Resistiéndose a agarrarla y echarla a la calle, le confesó:
—Manejo cifras y hechos, no entelequias. Puedo recordar el nombre de una mujer real, pero en un momento de emoción, podría olvidar un nombre inventado —aquello no era algo que le gustase admitir, ni siquiera a sí mismo. Y no digamos a aquella criatura tan molesta. Echó una sobria mirada a su reloj y preguntó—: ¿Qué dices?
Paula respiró hondo. Estaba claramente decidido a hacerlo.
No había conseguido hacerle cambiar de idea. Y le había afectado mucho oír aquello de que le preocupaba olvidar un nombre inventado. Las conversaciones que tuviese con su madre antes de la operación serían sin duda muy emotivas para ambos.

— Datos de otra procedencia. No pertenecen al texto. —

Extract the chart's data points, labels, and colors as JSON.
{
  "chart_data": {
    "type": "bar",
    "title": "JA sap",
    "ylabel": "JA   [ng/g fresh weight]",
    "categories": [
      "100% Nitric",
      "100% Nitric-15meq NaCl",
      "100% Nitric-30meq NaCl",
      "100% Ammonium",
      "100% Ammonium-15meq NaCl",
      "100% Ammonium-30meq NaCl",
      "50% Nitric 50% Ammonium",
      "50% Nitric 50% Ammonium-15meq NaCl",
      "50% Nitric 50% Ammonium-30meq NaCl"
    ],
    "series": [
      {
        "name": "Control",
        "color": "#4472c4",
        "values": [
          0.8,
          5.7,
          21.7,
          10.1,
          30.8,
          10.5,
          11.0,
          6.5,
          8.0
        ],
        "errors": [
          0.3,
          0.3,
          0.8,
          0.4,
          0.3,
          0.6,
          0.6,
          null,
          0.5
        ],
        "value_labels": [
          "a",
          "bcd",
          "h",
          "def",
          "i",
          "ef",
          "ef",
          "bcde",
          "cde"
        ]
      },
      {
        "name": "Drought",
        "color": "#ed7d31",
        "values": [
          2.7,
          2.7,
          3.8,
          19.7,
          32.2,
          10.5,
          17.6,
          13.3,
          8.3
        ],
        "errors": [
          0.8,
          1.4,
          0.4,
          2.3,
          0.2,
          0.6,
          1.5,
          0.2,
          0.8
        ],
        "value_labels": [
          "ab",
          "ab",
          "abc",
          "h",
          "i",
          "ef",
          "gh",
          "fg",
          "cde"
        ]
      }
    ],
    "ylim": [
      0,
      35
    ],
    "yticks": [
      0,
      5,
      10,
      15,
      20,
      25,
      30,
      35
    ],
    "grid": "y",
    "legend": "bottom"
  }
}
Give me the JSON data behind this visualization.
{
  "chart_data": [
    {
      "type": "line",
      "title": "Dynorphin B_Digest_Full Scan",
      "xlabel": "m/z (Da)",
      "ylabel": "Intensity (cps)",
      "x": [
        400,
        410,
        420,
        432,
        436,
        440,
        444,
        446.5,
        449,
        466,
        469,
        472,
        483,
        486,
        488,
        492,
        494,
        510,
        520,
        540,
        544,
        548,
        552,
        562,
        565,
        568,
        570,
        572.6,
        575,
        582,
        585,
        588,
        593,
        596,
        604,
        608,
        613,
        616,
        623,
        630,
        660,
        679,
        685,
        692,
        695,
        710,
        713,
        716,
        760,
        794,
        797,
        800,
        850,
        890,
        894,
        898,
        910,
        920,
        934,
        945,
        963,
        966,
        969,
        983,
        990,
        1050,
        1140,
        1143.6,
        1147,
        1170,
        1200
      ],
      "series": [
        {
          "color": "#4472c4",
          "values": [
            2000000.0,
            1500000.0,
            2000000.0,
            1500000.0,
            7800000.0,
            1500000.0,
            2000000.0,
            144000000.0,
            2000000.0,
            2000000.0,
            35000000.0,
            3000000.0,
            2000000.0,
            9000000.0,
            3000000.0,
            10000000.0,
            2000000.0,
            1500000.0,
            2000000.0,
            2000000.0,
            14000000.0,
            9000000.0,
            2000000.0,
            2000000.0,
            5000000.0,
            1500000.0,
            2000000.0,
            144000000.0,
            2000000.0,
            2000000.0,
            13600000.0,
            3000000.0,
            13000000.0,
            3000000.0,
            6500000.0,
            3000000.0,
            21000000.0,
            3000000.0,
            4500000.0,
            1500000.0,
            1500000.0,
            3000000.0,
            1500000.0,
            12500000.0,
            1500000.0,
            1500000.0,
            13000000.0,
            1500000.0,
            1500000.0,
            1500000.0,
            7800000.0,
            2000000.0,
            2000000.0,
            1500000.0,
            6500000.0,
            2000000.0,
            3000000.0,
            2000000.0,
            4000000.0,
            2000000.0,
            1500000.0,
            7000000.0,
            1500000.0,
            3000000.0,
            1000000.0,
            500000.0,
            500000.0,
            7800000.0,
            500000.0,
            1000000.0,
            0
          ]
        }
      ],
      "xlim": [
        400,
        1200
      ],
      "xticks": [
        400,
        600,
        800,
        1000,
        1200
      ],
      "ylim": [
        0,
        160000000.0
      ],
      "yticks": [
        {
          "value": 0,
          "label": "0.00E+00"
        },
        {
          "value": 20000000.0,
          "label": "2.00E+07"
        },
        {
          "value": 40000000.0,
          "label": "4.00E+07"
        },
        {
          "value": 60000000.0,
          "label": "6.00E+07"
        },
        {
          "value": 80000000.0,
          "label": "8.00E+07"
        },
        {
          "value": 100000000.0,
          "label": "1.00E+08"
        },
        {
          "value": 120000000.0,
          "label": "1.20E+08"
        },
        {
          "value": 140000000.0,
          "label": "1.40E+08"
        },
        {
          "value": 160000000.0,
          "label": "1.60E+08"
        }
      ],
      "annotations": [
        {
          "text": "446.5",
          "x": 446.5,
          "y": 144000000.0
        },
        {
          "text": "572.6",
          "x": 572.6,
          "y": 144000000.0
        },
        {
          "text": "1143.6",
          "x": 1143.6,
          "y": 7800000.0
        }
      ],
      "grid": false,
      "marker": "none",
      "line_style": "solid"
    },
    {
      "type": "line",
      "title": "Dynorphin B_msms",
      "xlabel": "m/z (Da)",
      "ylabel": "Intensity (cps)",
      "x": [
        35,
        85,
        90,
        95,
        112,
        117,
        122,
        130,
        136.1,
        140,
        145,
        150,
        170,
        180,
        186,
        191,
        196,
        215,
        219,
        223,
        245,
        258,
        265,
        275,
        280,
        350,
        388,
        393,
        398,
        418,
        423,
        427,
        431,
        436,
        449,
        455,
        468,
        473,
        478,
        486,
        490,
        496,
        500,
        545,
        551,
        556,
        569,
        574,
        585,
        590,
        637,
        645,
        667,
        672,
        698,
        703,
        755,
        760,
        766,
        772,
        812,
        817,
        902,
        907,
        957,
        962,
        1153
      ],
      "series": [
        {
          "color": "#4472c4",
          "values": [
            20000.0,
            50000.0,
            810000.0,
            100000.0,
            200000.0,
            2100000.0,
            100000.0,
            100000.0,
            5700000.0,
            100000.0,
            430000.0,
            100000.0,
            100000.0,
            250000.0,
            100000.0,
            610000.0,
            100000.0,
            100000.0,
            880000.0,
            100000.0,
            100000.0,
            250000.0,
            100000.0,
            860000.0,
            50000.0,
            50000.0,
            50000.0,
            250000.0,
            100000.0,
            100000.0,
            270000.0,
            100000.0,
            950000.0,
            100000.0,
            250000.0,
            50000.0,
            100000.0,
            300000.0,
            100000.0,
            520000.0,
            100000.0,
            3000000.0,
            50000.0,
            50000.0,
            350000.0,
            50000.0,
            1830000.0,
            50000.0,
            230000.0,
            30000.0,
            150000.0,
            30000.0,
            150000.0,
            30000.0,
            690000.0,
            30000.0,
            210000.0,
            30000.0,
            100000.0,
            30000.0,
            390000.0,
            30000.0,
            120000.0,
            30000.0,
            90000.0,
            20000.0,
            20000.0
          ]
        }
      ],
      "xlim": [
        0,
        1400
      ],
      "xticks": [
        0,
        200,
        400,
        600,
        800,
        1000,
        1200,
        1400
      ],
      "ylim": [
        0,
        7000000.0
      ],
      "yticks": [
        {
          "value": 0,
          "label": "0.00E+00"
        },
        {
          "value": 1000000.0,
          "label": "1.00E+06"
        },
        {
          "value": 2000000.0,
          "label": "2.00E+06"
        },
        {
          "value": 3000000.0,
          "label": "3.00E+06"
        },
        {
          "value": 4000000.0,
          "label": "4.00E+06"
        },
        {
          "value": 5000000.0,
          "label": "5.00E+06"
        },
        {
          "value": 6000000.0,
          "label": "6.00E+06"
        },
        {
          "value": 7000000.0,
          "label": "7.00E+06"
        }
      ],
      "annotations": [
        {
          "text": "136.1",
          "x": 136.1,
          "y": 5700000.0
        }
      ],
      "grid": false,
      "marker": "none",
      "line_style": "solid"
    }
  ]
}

Encogiéndose de hombros se rindió resignadamente.
—Muy bien. Acepto.
—¿Y guardará total discreción?
—Por supuesto —¿cómo podía preguntarle algo así? ¡No era algo que ni remotamente quisiera hacer público!
—¿Y? —enfadado a no poder más por su actitud de superioridad moral hacia lo que después de todo no era sino un detalle con una mujer terriblemente enferma, dijo con voz crispada—: ¿Cómo te llamas? ¿Paula qué más?
—¡Ah! —se sonrojó. ¡Debía de pensar que era idiota!—. Chaves. Paula Chaves. ¿No deberías escribirlo? —sugirió mientras él la miraba, haciendo que se sintiera ridículamente avergonzada.
—No hace falta. Como te he dicho, nunca olvido un hecho. ¿Cuánto mides?
—¿Por qué?
—Porque Madre me preguntará cómo eres —dijo entre dientes, como si le hablase a una niña con el cerebro de un caracol.
—Un metro cincuenta y siete —susurró Paula, mientras él sacaba una chequera de los cajones de la mesa y empezaba a rellenarla.
Deslizó el cheque a través de la mesa, levantando la vista mientras enumeraba:
—Ojos grandes y grises, nariz pequeña… —se detuvo ahí, pensando que tenía la boca rosada y tremendamente seductora—. Cabellos color… caramella —casi sonrió, pero recuperó rápidamente su innato sentido práctico y su autocontrol—. Arrivederci, Paula Chaves —se sacó del bolsillo las llaves del coche—. Tengo que tomar el avión. La señorita Fleming anda por aquí. Ella te atenderá.
Y se fue, dejando a Paula ante un cheque de cinco mil libras y sin llegar a creerlo todavía, porque todo lo que le había pasado en aquellos últimos veinte minutos era algo totalmente inverosímil.